I've been working on a project where I need to programmatically create and manage email addresses under my own domain for each user onboarded. I currently use Resend for sending emails (e.g., welcome emails), and my domain's DNS is managed on Cloudflare. However, Resend doesn't seem to support programmatically creating email addresses.
My goal is to programatically create emails, monitor email and parse them to LLM etc
I've done some research and considered setting up a custom SMTP server to handle this. Has anyone here implemented a similar system? What are the best practices for setting up a custom SMTP server for this purpose? Any recommendations on tools or libraries to make this easier?
I'm looking for advice on the best way forward. Appreciate any insights!
https://www.mailgun.com/products/send/inbound-routing/
[0] https://github.com/mail-in-a-box/mailinabox
If you are starting from zero, and are not running in production yet, I suppose it's easier as you can afford to make mistakes and lose some email.
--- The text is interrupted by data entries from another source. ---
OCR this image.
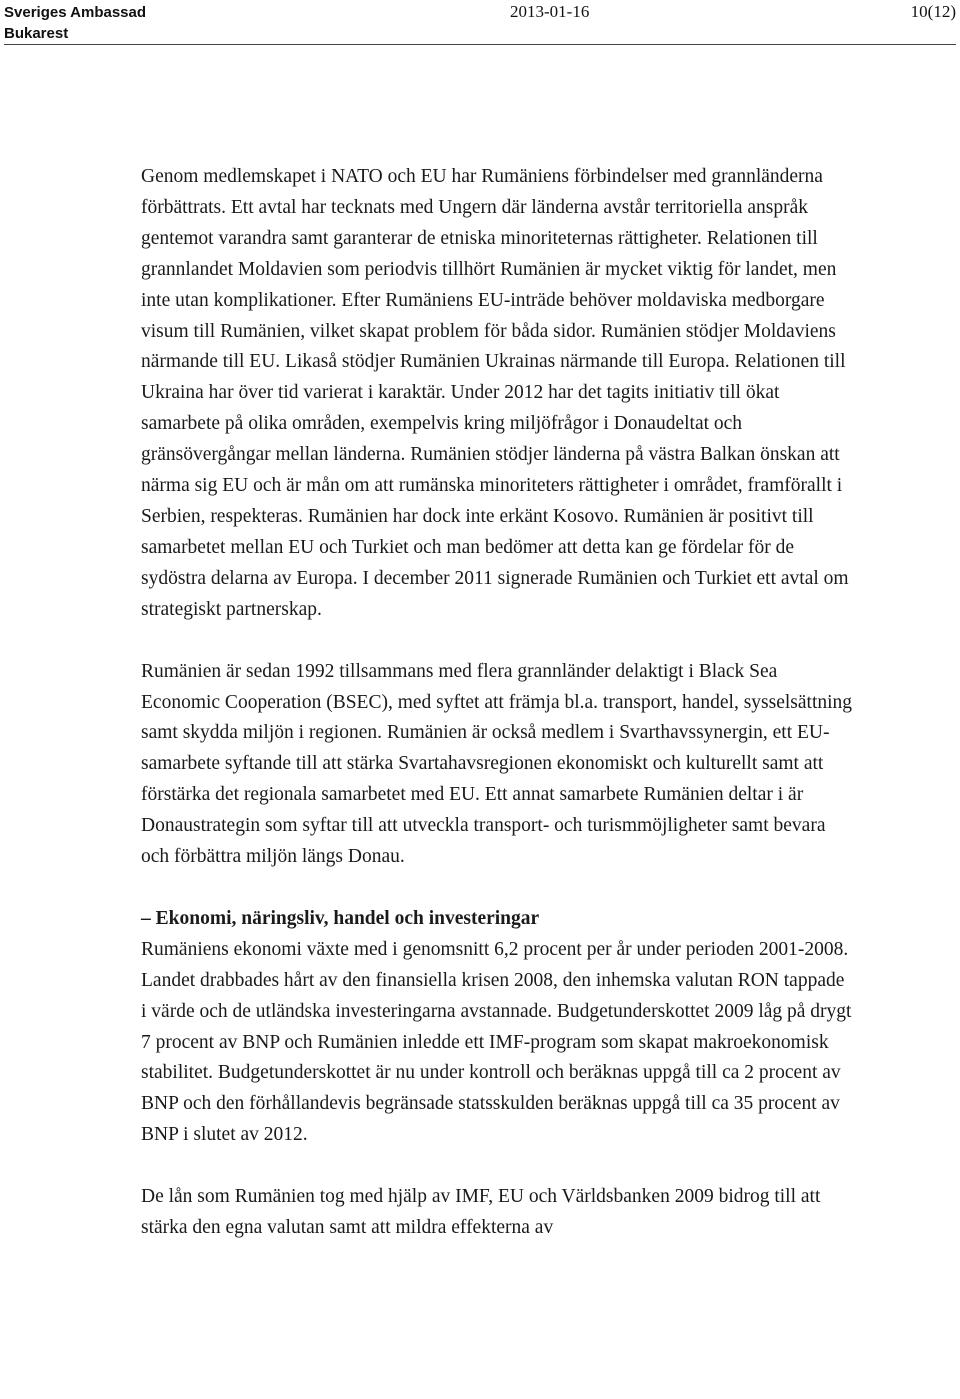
Sveriges Ambassad
Bukarest
2013-01-16	10(12)

Genom medlemskapet i NATO och EU har Rumäniens förbindelser med grannländerna förbättrats. Ett avtal har tecknats med Ungern där länderna avstår territoriella anspråk gentemot varandra samt garanterar de etniska minoriteternas rättigheter. Relationen till grannlandet Moldavien som periodvis tillhört Rumänien är mycket viktig för landet, men inte utan komplikationer. Efter Rumäniens EU-inträde behöver moldaviska medborgare visum till Rumänien, vilket skapat problem för båda sidor. Rumänien stödjer Moldaviens närmande till EU. Likaså stödjer Rumänien Ukrainas närmande till Europa. Relationen till Ukraina har över tid varierat i karaktär. Under 2012 har det tagits initiativ till ökat samarbete på olika områden, exempelvis kring miljöfrågor i Donaudeltat och gränsövergångar mellan länderna. Rumänien stödjer länderna på västra Balkan önskan att närma sig EU och är mån om att rumänska minoriteters rättigheter i området, framförallt i Serbien, respekteras. Rumänien har dock inte erkänt Kosovo. Rumänien är positivt till samarbetet mellan EU och Turkiet och man bedömer att detta kan ge fördelar för de sydöstra delarna av Europa. I december 2011 signerade Rumänien och Turkiet ett avtal om strategiskt partnerskap.

Rumänien är sedan 1992 tillsammans med flera grannländer delaktigt i Black Sea Economic Cooperation (BSEC), med syftet att främja bl.a. transport, handel, sysselsättning samt skydda miljön i regionen. Rumänien är också medlem i Svarthavssynergin, ett EU-samarbete syftande till att stärka Svartahavsregionen ekonomiskt och kulturellt samt att förstärka det regionala samarbetet med EU. Ett annat samarbete Rumänien deltar i är Donaustrategin som syftar till att utveckla transport- och turismmöjligheter samt bevara och förbättra miljön längs Donau.

– Ekonomi, näringsliv, handel och investeringar

Rumäniens ekonomi växte med i genomsnitt 6,2 procent per år under perioden 2001-2008. Landet drabbades hårt av den finansiella krisen 2008, den inhemska valutan RON tappade i värde och de utländska investeringarna avstannade. Budgetunderskottet 2009 låg på drygt 7 procent av BNP och Rumänien inledde ett IMF-program som skapat makroekonomisk stabilitet. Budgetunderskottet är nu under kontroll och beräknas uppgå till ca 2 procent av BNP och den förhållandevis begränsade statsskulden beräknas uppgå till ca 35 procent av BNP i slutet av 2012.

De lån som Rumänien tog med hjälp av IMF, EU och Världsbanken 2009 bidrog till att stärka den egna valutan samt att mildra effekterna av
I had to measure everything 7 times, and still had one major oh-no event :-)
You will have a number of problems that may or may not be recoverable. This is the front lines.
I've worked with email (and related components) for years, and it is easily one of the most automated and targeted set of protocols for bad actors.
Any server that contains an MX record is going to be flooded with bots testing your defenses, and they will often be from large botnets; we easily reached 1 million unique IPv4 addresses within a month with fail2ban and ipset doing quite a lot of the work for our public facing server (these were just the repeat offenders that failed graduated response). Fail2ban has problems as well (where it may not work properly if you didn't verify).
Parsing to LLM is one of the worst ideas you mention because you are effectively deserializing user input into a trusted zone. Please review OWASP. Any scriptkiddie is going to have a field day with you.
https://cheatsheetseries.owasp.org/cheatsheets/Deserializati...
Additionally, as a result of spam, mail delivery is almost more important than setting up a barebones server. You can set up a server but not have the mail received by your intended recipients.
This is because mail delivery includes both the sending, and the receiving portions. Email service providers (ESP) will reject mail by default in many cases depending on various reputational factors they do not publicly disclose.
There are processes you must follow to build up a reputation which is tied to both your domain records, and your IP history. These requirements change arbitrarily depending on the ESP recipient. For example, google at one point required that any email sent include duplicates of the message as both a plain, and a html mimetype. This may no longer be the case, but its an example of arbitrary requirements.
The general business processes required to get a good reputation score involves parsing the many whitepapers located at M3AAWG.org. There are a lot of them, but these are where the general consensus requirements for email to be delivered are being posted.
If you get on a block list because you didn't properly secure your system, or failed to follow the posted whitepaper guidelines, you may not be removed from those private lists for up to a year or more, and there is no technical contact to reach out for re-evaluation even then even when it is received, it may go straight to the SPAM folder (each one lowering your reputation score).
Most ESPs have postmaster services available (if you sign up) which are crucial in discovering and heading these potential problems off.
There are a number of metrics beyond the sending process that also go into reputation. For example, Google lowers reputation if the emails being received in a mailbox are never opened, read by the recipient, or interacted with through various widgets in their web GUI. Microsoft and other companies do the same.
Needless to say, this is a very nuanced subject area, with the downsides of doing something wrong, often requiring a start from scratch/back to formula approach.